"Polisiye romanlarda yazar en büyük otoritedir. Okurla sürekli oyun oynar. Bu romanda otorite ben değilim. Deyim yerindeyse Bu romanda ben, hem katil hem de kurbanlardan biriyim."
Ahmet Ümit, bana göre en iyi polisiye yazarıdır. Her romanında bunu fazlasıyla fark ediyorum. Bu roman da onlardan biri diyebilirim.

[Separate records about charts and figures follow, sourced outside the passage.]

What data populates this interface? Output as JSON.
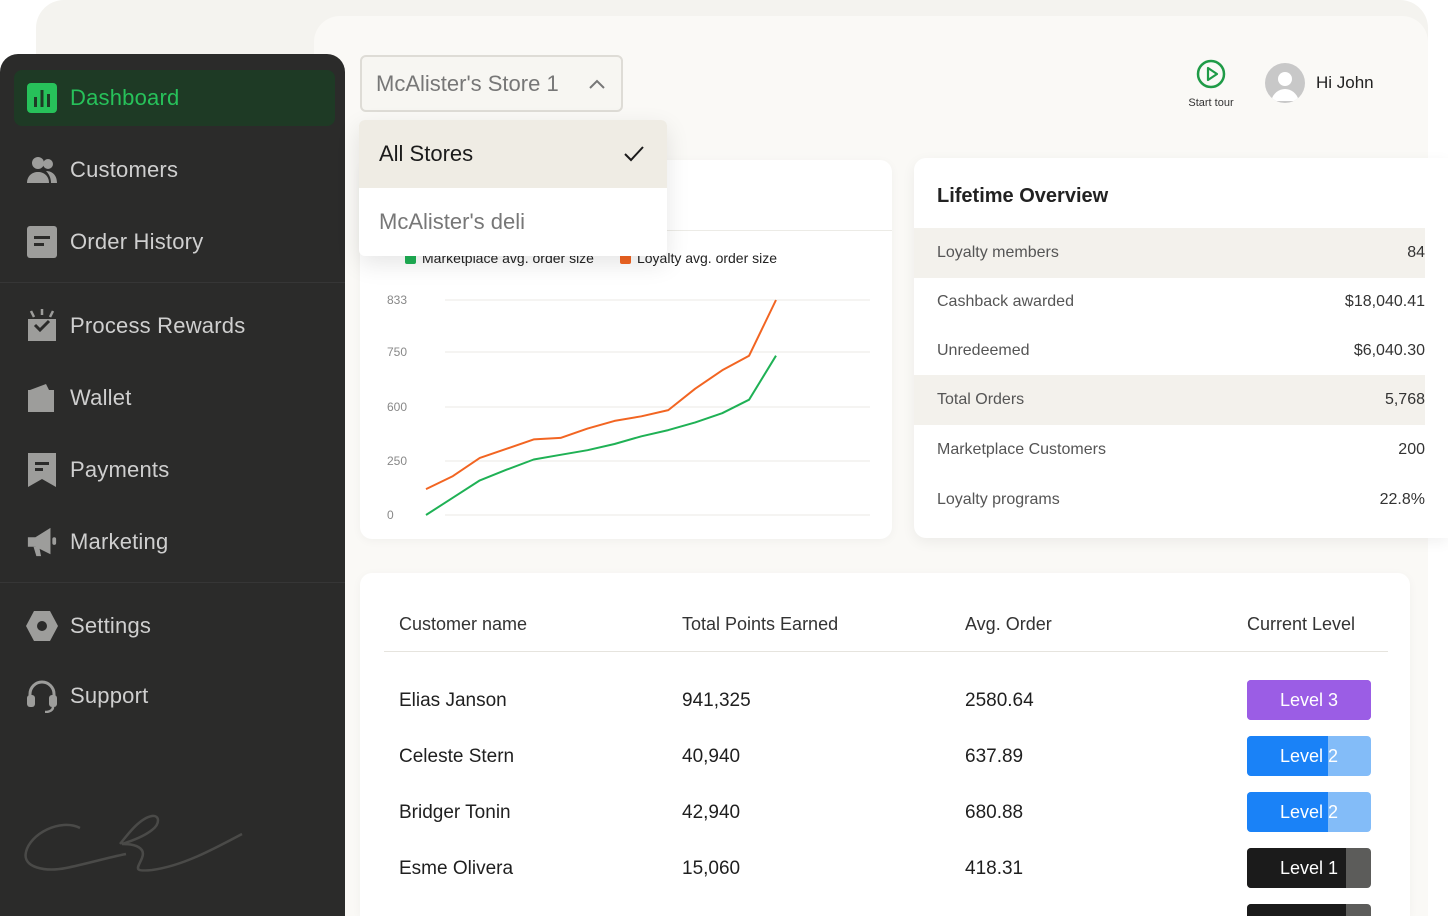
{
  "sidebar": {
    "items": [
      {
        "label": "Dashboard",
        "icon": "bar-chart-icon",
        "active": true
      },
      {
        "label": "Customers",
        "icon": "users-icon"
      },
      {
        "label": "Order History",
        "icon": "document-icon"
      },
      {
        "label": "Process Rewards",
        "icon": "gift-box-icon"
      },
      {
        "label": "Wallet",
        "icon": "wallet-icon"
      },
      {
        "label": "Payments",
        "icon": "receipt-icon"
      },
      {
        "label": "Marketing",
        "icon": "megaphone-icon"
      },
      {
        "label": "Settings",
        "icon": "hexagon-settings-icon"
      },
      {
        "label": "Support",
        "icon": "headset-icon"
      }
    ]
  },
  "header": {
    "store_select": {
      "selected": "McAlister's Store 1"
    },
    "store_options": [
      {
        "label": "All Stores",
        "selected": true
      },
      {
        "label": "McAlister's deli",
        "selected": false
      }
    ],
    "tour_label": "Start tour",
    "user_greeting": "Hi John"
  },
  "colors": {
    "accent_green": "#27c15a",
    "marketplace_series": "#1fb155",
    "loyalty_series": "#f26522",
    "level3": "#9b5de5",
    "level2": "#1a82f7",
    "level2_light": "#83bcf8",
    "level1": "#1b1b1b",
    "level1_light": "#5c5c5a"
  },
  "chart_data": {
    "type": "line",
    "legend_position": "top",
    "grid": true,
    "y_ticks": [
      "833",
      "750",
      "600",
      "250",
      "0"
    ],
    "series": [
      {
        "name": "Marketplace avg. order size",
        "color": "#1fb155",
        "values": [
          0,
          80,
          160,
          210,
          260,
          290,
          320,
          360,
          410,
          450,
          500,
          560,
          620,
          740
        ]
      },
      {
        "name": "Loyalty avg. order size",
        "color": "#f26522",
        "values": [
          120,
          180,
          270,
          330,
          390,
          400,
          460,
          510,
          540,
          580,
          650,
          700,
          740,
          833
        ]
      }
    ]
  },
  "overview": {
    "title": "Lifetime Overview",
    "rows": [
      {
        "label": "Loyalty members",
        "value": "84",
        "shaded": true
      },
      {
        "label": "Cashback awarded",
        "value": "$18,040.41",
        "shaded": false
      },
      {
        "label": "Unredeemed",
        "value": "$6,040.30",
        "shaded": false
      },
      {
        "label": "Total Orders",
        "value": "5,768",
        "shaded": true
      },
      {
        "label": "Marketplace Customers",
        "value": "200",
        "shaded": false
      },
      {
        "label": "Loyalty programs",
        "value": "22.8%",
        "shaded": false
      }
    ]
  },
  "customers_table": {
    "headers": [
      "Customer name",
      "Total Points Earned",
      "Avg. Order",
      "Current Level"
    ],
    "rows": [
      {
        "name": "Elias Janson",
        "points": "941,325",
        "avg_order": "2580.64",
        "level": "Level 3",
        "tier": 3,
        "progress": 1.0
      },
      {
        "name": "Celeste Stern",
        "points": "40,940",
        "avg_order": "637.89",
        "level": "Level 2",
        "tier": 2,
        "progress": 0.65
      },
      {
        "name": "Bridger Tonin",
        "points": "42,940",
        "avg_order": "680.88",
        "level": "Level 2",
        "tier": 2,
        "progress": 0.65
      },
      {
        "name": "Esme Olivera",
        "points": "15,060",
        "avg_order": "418.31",
        "level": "Level 1",
        "tier": 1,
        "progress": 0.8
      }
    ]
  }
}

Romanda; Selim, Kenan ve Nihat'ın ekseni etrafında dönen bir kurgu var. Kenan, farklı arayışlar içinde ve arkadaşları da bu konuda Kenan'ın arkasındalar. Kenan, Beyoğlu'nda yaşanan cinayetleri konu alan bir fotoğraf sergisi açmak istiyor ve 2 ölümün cinayetle bir ilgisi olduğunu düşünmekte. Daha sonra bu cinayetleri çözmekle uğraşıyorlar. Her bölümün sonunda katil kim çıkacak ki diye düşünürken romanın sonunda katil, aslında yanı başındaki arkadaşı Selim olduğunu öğreniyoruz. Çok ilginç değil mi? Selim, Kenan'ın Her şeyi öğrendiğini görünce Kenan'ı öldürüyor ve hapishanedeyken bu romanı kaleme alıyor.